My wife and I have been married for ten years. She is from a broken home and was living with her mother when we met. We started dating and I also sponsored her university education. We eventually got married and life was good at the beginning.
We are blessed with three wonderful children and to some extent we are living comfortably (we live in our own house with 3 cars, a good private school for the children, several planned vacations within and outside the country etc).
However, for the past 10 years, it seems like it has been from one form of pain to another. She opened a shop and I gave her money in the millions twice, but it all went down the drain because she said there were no sales and some of the goods had expired. I stopped her from going to the shop because there were no goods left to sell, and we agreed to build a shop at home.
Within two months, I built the shop to her specifications, with all the amenities that would make life comfortable, including wall tiles inside and out, an executive table and chair, an air conditioner, a deep freezer, a smart TV, and unlimited internet service. I also gave her another 1.5 million to buy goods. According to her, the sales at home were better than when she was in town.

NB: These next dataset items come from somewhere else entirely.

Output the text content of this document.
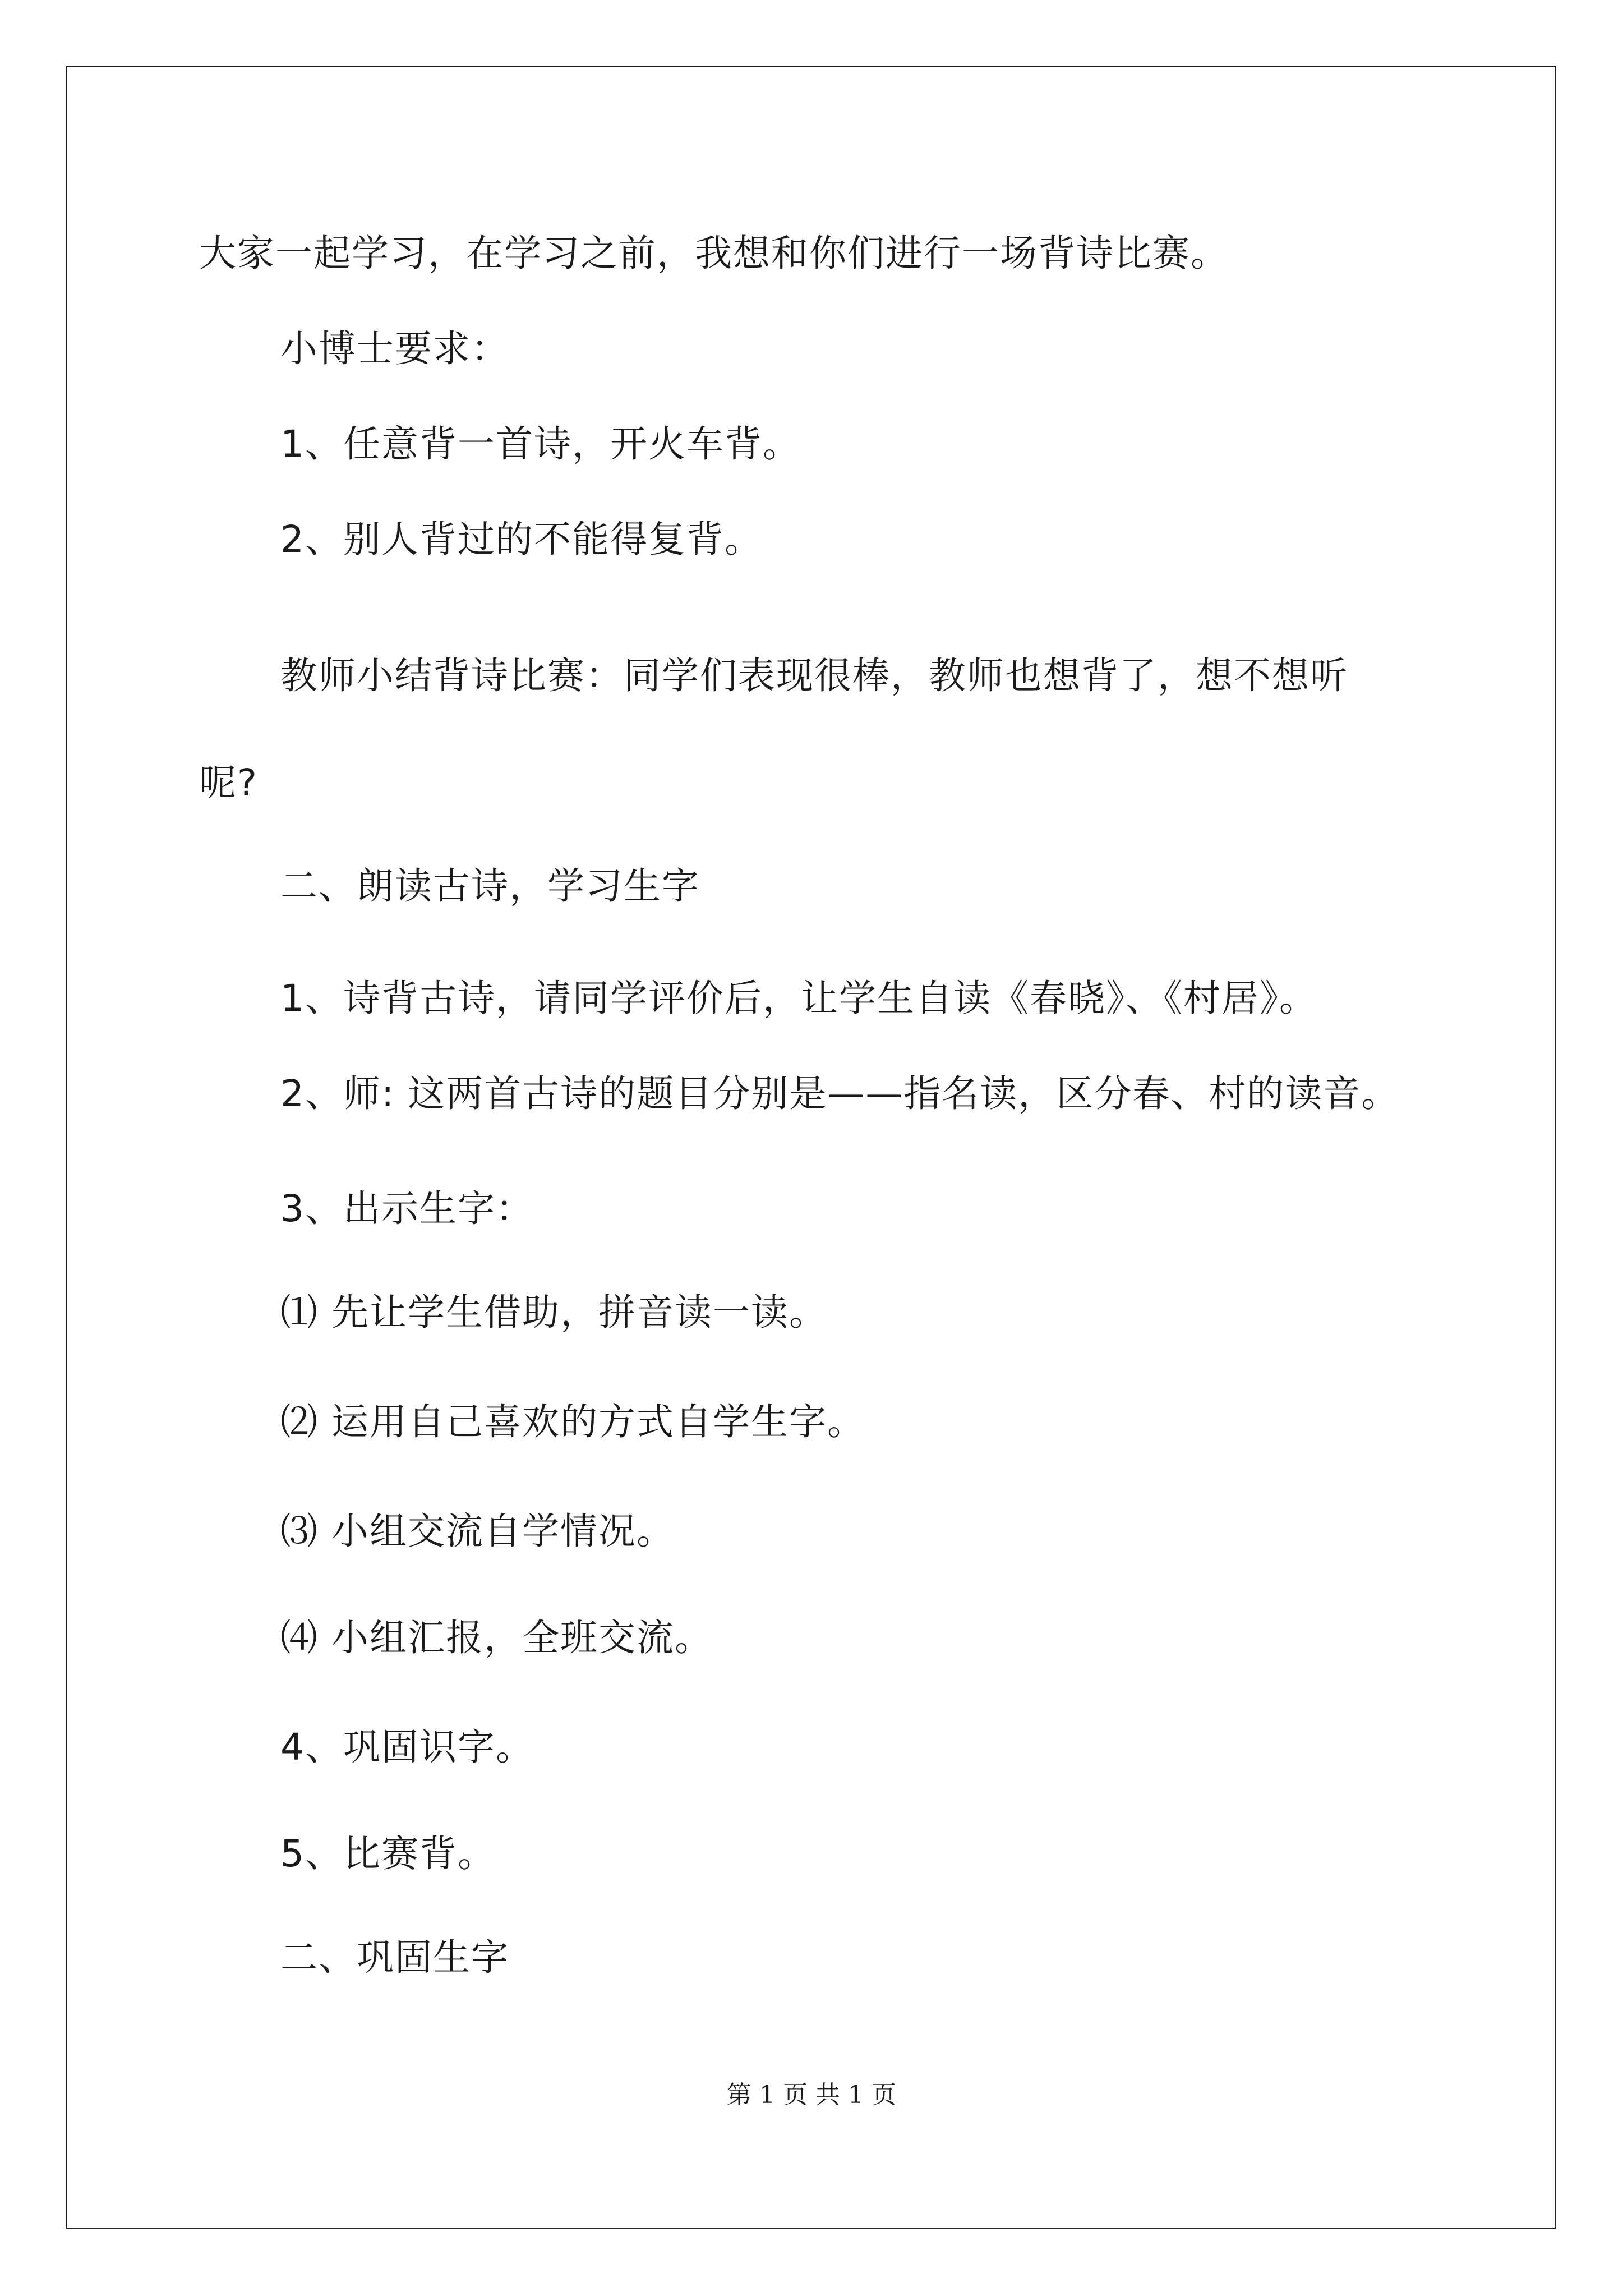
大家一起学习，在学习之前，我想和你们进行一场背诗比赛。
小博士要求：
1、任意背一首诗，开火车背。
2、别人背过的不能得复背。
教师小结背诗比赛：同学们表现很棒，教师也想背了，想不想听
呢?
二、朗读古诗，学习生字
1、诗背古诗，请同学评价后，让学生自读《春晓》、《村居》。
2、师: 这两首古诗的题目分别是——指名读，区分春、村的读音。
3、出示生字：
⑴ 先让学生借助，拼音读一读。
⑵ 运用自己喜欢的方式自学生字。
⑶ 小组交流自学情况。
⑷ 小组汇报，全班交流。
4、巩固识字。
5、比赛背。
二、巩固生字
第 1 页 共 1 页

However, none of these changes improved my wife’s attitude towards me.
Our communication is one-sided but she talks freely with other people, both men and women. The only time my wife will talk freely to me is when money is involved and I need to spend it.
If I ask her anything about herself or her business, she lies. Sometimes, she gets distracted while cooking and forgets to add basic things like salt to the food. Each time I notice this mistake, I ask her what is occupying her mind, but she tells me nothing and just promises to be more careful next time.
I have asked her several times why she finds it difficult to be honest or communicate with me, but she says nothing and keeps promising to change. I have even asked her mother, a friend, a female senior pastor, and a senior colleague at work to talk to her, but there has been no change.
Recently, I noticed that she has been hiding her chats whenever I come close to her. One time I asked who she was chatting with, she said it was my friend’s sister. The following day at work, I called my friend’s sister and she told me that she hadn’t spoken with my wife in the last two months.
Some days ago, I received a message from someone telling me that they had “information about my wife at a right price.” When I asked if there was anything I needed to know, she said there wasn’t. I am truly pained that I find myself in this situation despite my efforts.
Honestly, it is difficult for me to live my life with a lying wife. It has affected me so much that when she leads praises at church, I find myself singing and dancing to other songs in my mind. We have stopped praying together as a family, and I have stopped eating her food, even though I pay all the bills, including fueling her car and repairs. I would have left this marriage by now if we were not expecting a child (I swear on my life), but I couldn’t because of our innocent and loving children. I love my family, but I can’t live the rest of my life with a dishonest partner. What do I do now?